No último domingo (04/08), André Bianchi, aluno do 8º ano, Luisa Domingos Morettin, Leo Cassettari Musa e Miguel Sanchez Pereira, do 6º ano do Colégio, ganharam medalha de bronze na etapa regional da Olimpíada Brasileira de Robótica (OBR) e se classificaram para a etapa estadual.

Os alunos, que fazem parte do time de robótica, se reúnem às segundas-feiras, sob a supervisão do técnico Léo Inoue, para aprender fundamentos de programação e montar robôs.

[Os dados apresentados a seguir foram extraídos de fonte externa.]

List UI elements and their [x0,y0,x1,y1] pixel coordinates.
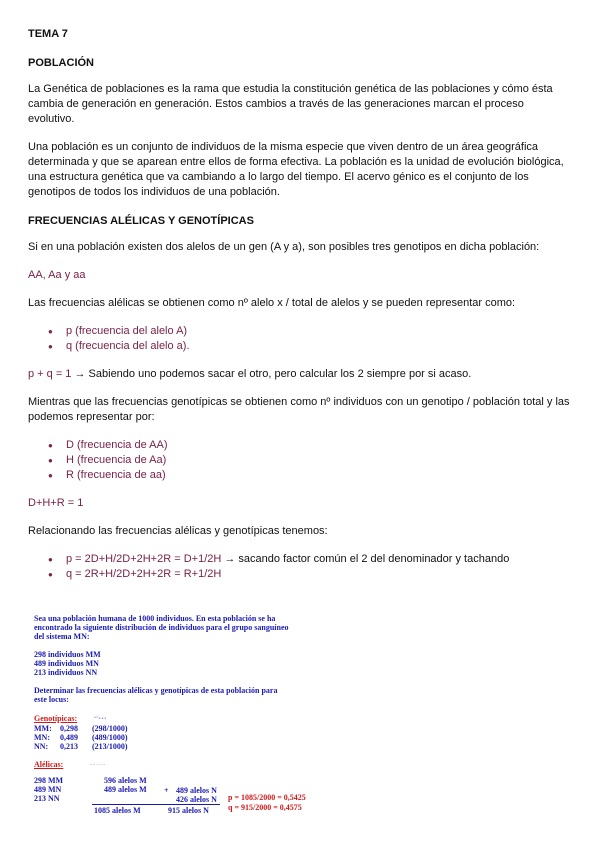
relation-formula: q = 2R+H/2D+2H+2R = R+1/2H [66,568,222,580]
relation-note: → sacando factor común el 2 del denominador y tachando [221,553,510,565]
list-item [48,567,600,582]
question-line: este locus: [34,695,69,704]
n-allele-value: 426 alelos N [176,795,217,804]
count-line: 213 individuos NN [34,668,98,677]
list-item: ● H (frecuencia de Aa) [48,453,600,468]
list-item: ● p (frecuencia del alelo A) [48,324,600,339]
intro-line: encontrado la siguiente distribución de individuos para el grupo sanguíneo [34,623,289,632]
genotypic-frequency-list [28,438,600,483]
m-allele-value: 596 alelos M [104,776,147,785]
intro-line: Sea una población humana de 1000 individuos. En esta población se ha [34,614,276,623]
paragraph-4: Las frecuencias alélicas se obtienen como nº alelo x / total de alelos y se pueden representar como: [28,297,516,309]
figure-counts [34,650,101,677]
allelic-rows [34,776,63,803]
list-item: 298 MM [34,776,64,785]
count-line: 298 individuos MM [34,650,101,659]
genotypes-line: AA, Aa y aa [28,269,86,281]
figure-intro [34,614,289,641]
section-heading-poblacion: POBLACIÓN [28,57,94,69]
count-line: 489 individuos MN [34,659,99,668]
figure-question [34,686,277,704]
plus-sign: + [164,786,169,795]
question-line: Determinar las frecuencias alélicas y genotípicas de esta población para [34,686,278,695]
table-row: NN: 0,213 (213/1000) [34,742,128,751]
paragraph-3: Si en una población existen dos alelos de un gen (A y a), son posibles tres genotipos en dicha población: [28,241,540,253]
n-allele-value: 489 alelos N [176,786,217,795]
q-result: q = 915/2000 = 0,4575 [228,803,302,812]
sum-divider-m [92,804,174,805]
relation-list [28,552,600,582]
genotypic-table [34,724,128,751]
list-item: 213 NN [34,794,60,803]
faint-annotation-mark: ∙∙∙∙ ∙∙ ∙∙∙∙ [90,763,105,768]
list-item: ● R (frecuencia de aa) [48,468,600,483]
n-allele-column [176,786,217,804]
genotypic-label: Genotípicas: [34,714,78,723]
n-allele-total: 915 alelos N [168,806,209,815]
table-row: MM: 0,298 (298/1000) [34,724,128,733]
list-item: ● D (frecuencia de AA) [48,438,600,453]
section-heading-frecuencias: FRECUENCIAS ALÉLICAS Y GENOTÍPICAS [28,215,254,227]
document-title: TEMA 7 [28,28,68,40]
p-result: p = 1085/2000 = 0,5425 [228,793,306,802]
sum-divider-n [168,804,220,805]
paragraph-5: Mientras que las frecuencias genotípicas se obtienen como nº individuos con un genotipo / población total y las podemos representar por: [28,396,570,423]
list-item: ● q (frecuencia del alelo a). [48,339,600,354]
m-allele-total: 1085 alelos M [94,806,141,815]
paragraph-1: La Genética de poblaciones es la rama que estudia la constitución genética de las poblaciones y cómo ésta cambia de generación en generación. Estos cambios a través de las generaciones marcan el proceso evolutivo. [28,83,553,125]
worked-example-figure [28,612,368,817]
pq-note: → Sabiendo uno podemos sacar el otro, pero calcular los 2 siempre por si acaso. [71,368,472,380]
list-item: 489 MN [34,785,62,794]
m-allele-column [104,776,147,794]
dhr-formula: D+H+R = 1 [28,497,84,509]
relation-formula: p = 2D+H/2D+2H+2R = D+1/2H [66,553,222,565]
allelic-frequency-list [28,324,600,354]
pq-line [28,367,573,382]
paragraph-6: Relacionando las frecuencias alélicas y genotípicas tenemos: [28,525,328,537]
pq-formula: p + q = 1 [28,368,72,380]
faint-annotation-mark: “”•∙•∙• [94,717,107,722]
m-allele-value: 489 alelos M [104,785,147,794]
table-row: MN: 0,489 (489/1000) [34,733,128,742]
paragraph-2: Una población es un conjunto de individuos de la misma especie que viven dentro de un área geográfica determinada y que se aparean entre ellos de forma efectiva. La población es la unidad de evolución biológica, una estructura genética que va cambiando a lo largo del tiempo. El acervo génico es el conjunto de los genotipos de todos los individuos de una población. [28,141,564,198]
allelic-label: Alélicas: [34,760,64,769]
intro-line: del sistema MN: [34,632,90,641]
list-item [48,552,600,567]
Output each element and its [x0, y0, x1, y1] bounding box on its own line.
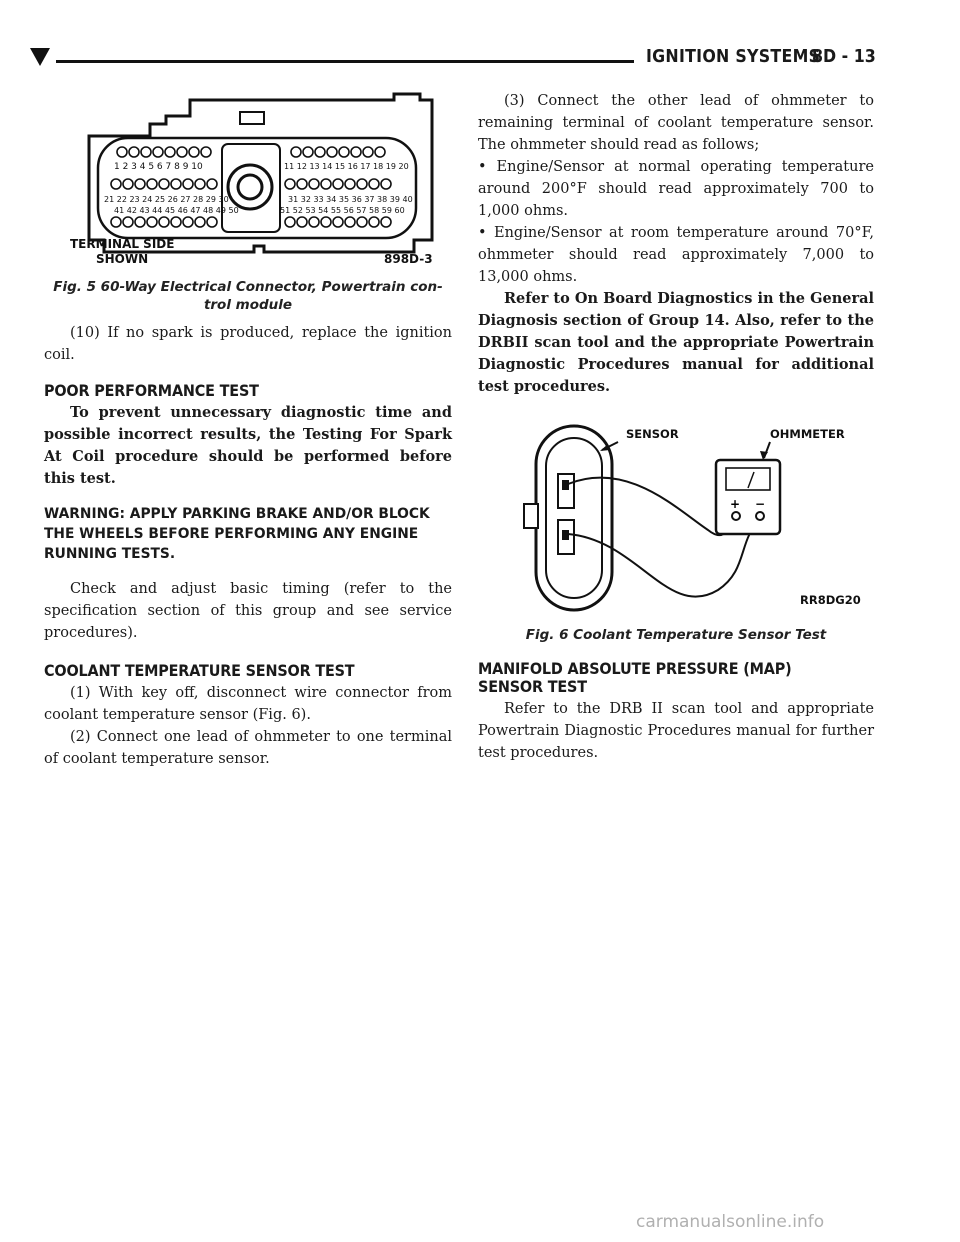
- pin-labels-top-right: 11 12 13 14 15 16 17 18 19 20: [284, 162, 409, 171]
- bullet-icon: •: [478, 225, 494, 241]
- poor-performance-heading: POOR PERFORMANCE TEST: [44, 381, 259, 400]
- minus-terminal-label: −: [755, 497, 766, 511]
- figure-5-caption: [44, 278, 452, 314]
- page-header: [30, 44, 936, 74]
- triangle-marker-icon: [30, 48, 50, 66]
- refer-diagnostics-text: Refer to On Board Diagnostics in the General Diagnosis section of Group 14. Also, refer to the DRBII scan tool and the appropriate Powertrain Diagnostic Procedures manual for additional test procedures.: [478, 290, 874, 395]
- sensor-label: SENSOR: [626, 427, 679, 441]
- ohmmeter-label: OHMMETER: [770, 427, 845, 441]
- plus-terminal-label: +: [730, 497, 741, 511]
- warning-text: WARNING: APPLY PARKING BRAKE AND/OR BLOCK THE WHEELS BEFORE PERFORMING ANY ENGINE RUNNING TESTS.: [44, 506, 430, 562]
- figure-6-sensor-diagram: [478, 420, 874, 620]
- step-1-text: (1) With key off, disconnect wire connector from coolant temperature sensor (Fig. 6).: [44, 685, 452, 723]
- map-sensor-text: Refer to the DRB II scan tool and appropriate Powertrain Diagnostic Procedures manual for further test procedures.: [478, 701, 874, 761]
- timing-text: Check and adjust basic timing (refer to the specification section of this group and see service procedures).: [44, 581, 452, 641]
- figure-6-code: RR8DG20: [800, 593, 861, 607]
- right-column: [478, 90, 874, 764]
- bullet-room-temp: [478, 222, 874, 288]
- pin-labels-top-left: 1 2 3 4 5 6 7 8 9 10: [114, 162, 203, 172]
- step-10-text: (10) If no spark is produced, replace the ignition coil.: [44, 325, 452, 363]
- coolant-sensor-heading: COOLANT TEMPERATURE SENSOR TEST: [44, 661, 355, 680]
- bullet-room-temp-text: Engine/Sensor at room temperature around 70°F, ohmmeter should read approximately 7,000 to 13,000 ohms.: [478, 225, 874, 285]
- figure-6-caption: Fig. 6 Coolant Temperature Sensor Test: [525, 627, 827, 643]
- shown-label: SHOWN: [96, 252, 149, 266]
- header-rule: [56, 60, 634, 63]
- watermark-text: carmanualsonline.info: [636, 1212, 825, 1232]
- map-sensor-heading: MANIFOLD ABSOLUTE PRESSURE (MAP) SENSOR TEST: [478, 659, 792, 696]
- figure-5-caption-line2: trol module: [203, 297, 293, 313]
- left-column: [44, 90, 452, 770]
- pin-labels-mid-right: 31 32 33 34 35 36 37 38 39 40: [288, 195, 413, 204]
- bullet-normal-temp: [478, 156, 874, 222]
- page-number: 8D - 13: [812, 46, 876, 67]
- pin-labels-mid-left: 21 22 23 24 25 26 27 28 29 30: [104, 195, 229, 204]
- terminal-side-label: TERMINAL SIDE: [70, 237, 175, 251]
- figure-5-code: 898D-3: [384, 252, 433, 266]
- step-3-text: (3) Connect the other lead of ohmmeter to remaining terminal of coolant temperature sensor. The ohmmeter should read as follows;: [478, 93, 874, 153]
- section-title: IGNITION SYSTEMS: [646, 46, 821, 67]
- figure-5-connector-diagram: [44, 90, 452, 270]
- step-2-text: (2) Connect one lead of ohmmeter to one terminal of coolant temperature sensor.: [44, 729, 452, 767]
- figure-5-caption-line1: Fig. 5 60-Way Electrical Connector, Powertrain con-: [53, 279, 443, 295]
- pin-labels-low-left: 41 42 43 44 45 46 47 48 49 50: [114, 206, 239, 215]
- pin-labels-low-right: 51 52 53 54 55 56 57 58 59 60: [280, 206, 405, 215]
- bullet-icon: •: [478, 159, 497, 175]
- bullet-normal-temp-text: Engine/Sensor at normal operating temperature around 200°F should read approximately 700 to 1,000 ohms.: [478, 159, 874, 219]
- poor-performance-text: To prevent unnecessary diagnostic time and possible incorrect results, the Testing For Spark At Coil procedure should be performed before this test.: [44, 404, 452, 487]
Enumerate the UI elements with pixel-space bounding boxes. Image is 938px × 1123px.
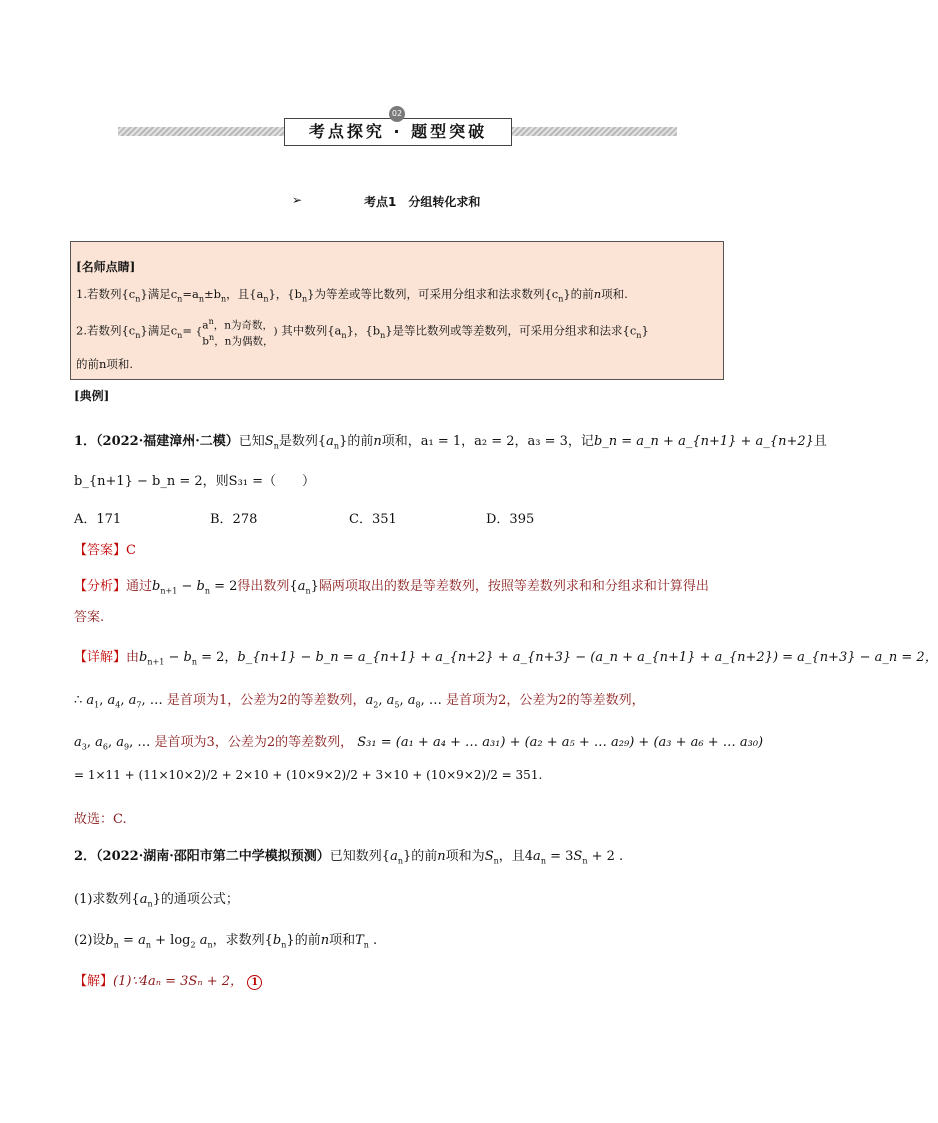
tips-line-3: 的前n项和. [76,357,134,371]
banner-stripe-right [512,127,677,136]
q1-analysis-line-2: 答案. [74,610,105,625]
banner-title: 考点探究 · 题型突破 [284,118,512,146]
q1-calculation: = 1×11 + (11×10×2)/2 + 2×10 + (10×9×2)/2 + 3×10 + (10×9×2)/2 = 351. [74,768,543,782]
q2-part-2: (2)设$b_n = a_n + \log_2 a_n$，求数列$\{b_n\}$的前n项和$T_n$ . [74,933,378,950]
circled-number-icon: 1 [247,975,262,990]
q1-detail-line-3: $a_3$, $a_6$, $a_9$, … 是首项为3，公差为2的等差数列， S₃₁ = (a₁ + a₄ + … a₃₁) + (a₂ + a₅ + … a₂₉) + (a₃ + a₆ + … a₃₀) [74,735,764,752]
tips-heading: [名师点睛] [76,260,136,274]
q1-choice: 故选：C. [74,812,127,827]
q1-analysis-line-1: 【分析】通过$b_{n+1} - b_n = 2$得出数列$\{a_n\}$隔两项取出的数是等差数列，按照等差数列求和和分组求和计算得出 [74,579,709,596]
tips-line-1: 1.若数列$\{c_n\}$满足$c_n=a_n\pm b_n$，且$\{a_n\}$，$\{b_n\}$为等差或等比数列，可采用分组求和法求数列$\{c_n\}$的前n项和. [76,287,628,304]
tips-box [70,241,724,380]
section-title: 考点1 分组转化求和 [364,195,481,209]
q1-detail-line-1: 【详解】由$b_{n+1} - b_n = 2$，b_{n+1} − b_n = a_{n+1} + a_{n+2} + a_{n+3} − (a_n + a_{n+1} + a_{n+2}) = a_{n+3} − a_n = 2， [74,650,938,667]
piecewise-cases: { $a^n$，n为奇数， $b^n$，n为偶数， ) [195,317,278,347]
banner-stripe-left [118,127,284,136]
q2-solution: 【解】(1)∵4aₙ = 3Sₙ + 2， 1 [74,970,262,990]
q1-answer: 【答案】C [74,543,136,558]
banner-badge: 02 [389,106,405,122]
q2-part-1: (1)求数列$\{a_n\}$的通项公式； [74,892,239,909]
q1-option-c: C．351 [349,512,397,527]
q1-line-2: b_{n+1} − b_n = 2，则S₃₁ =（ ） [74,474,316,489]
q1-detail-line-2: ∴ $a_1$, $a_4$, $a_7$, … 是首项为1，公差为2的等差数列，$a_2$, $a_5$, $a_8$, … 是首项为2，公差为2的等差数列， [74,693,645,710]
example-label: [典例] [74,389,110,403]
q1-option-b: B．278 [210,512,258,527]
q2-line-1: 2．（2022·湖南·邵阳市第二中学模拟预测）已知数列$\{a_n\}$的前n项和为$S_n$，且$4a_n = 3S_n + 2$ . [74,849,624,866]
q1-option-d: D．395 [486,512,535,527]
q1-option-a: A．171 [74,512,122,527]
q1-line-1: 1．（2022·福建漳州·二模）已知$S_n$是数列$\{a_n\}$的前n项和，a₁ = 1，a₂ = 2，a₃ = 3，记b_n = a_n + a_{n+1} + a_{n+2}且 [74,434,827,451]
arrow-icon: ➢ [292,193,303,207]
tips-line-2: 2.若数列$\{c_n\}$满足$c_n=$ { $a^n$，n为奇数， $b^n$，n为偶数， ) 其中数列$\{a_n\}$，$\{b_n\}$是等比数列或等差数列，可采用分组求和法求$\{c_n\}$ [76,317,649,347]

Na sexta-feira que antecedeu a competição, a nova geração contou com o auxílio luxuoso dos veteranos da robótica no Colégio: Rafael Piacsek, Daniel Peres e Guilherme Missaka. Os ex-alunos, que atualmente estudam fora do Brasil, aproveitaram as férias para visitar a sala Maker e dar dicas e apoio ao time. “Quando começamos, há 5 ou 6 anos, não tinha nem uma sala para o time de robótica. Éramos eu e o Missaka, na raça”, conta Peres, estudante de Sistemas Cognitivos, na University of British Columbia (UBC), em Vancouver, Canadá. “É muito bacana voltar e ver que o trabalho que começamos deu frutos. Agora o time tem até técnico”, completa Guilherme Missaka, estudante de Engenharia na Harvey Mudd College (HMC), em Claremont, Califórnia.

Enquanto fazia os últimos ajustes em seu robô, Guilherme Suranyi, da 1ª série do Ensino Médio, ouvia os pitacos de programação de Piacsek. “Foi aqui no Santa Cruz que me interessei por programação, ainda no Fundamental 2. Fui autodidata, mas sempre contei com a parceria dos professores e desenvolvi vários programas. Fico feliz de poder retribuir.”

Léo Inoue vê com bons olhos essa interação entre gerações. “A robótica não tem um currículo fechado, cada um pode se desenvolver em sua área de interesse. Também favorece o trabalho em equipe e os mais velhos passam experiência para os mais novos.”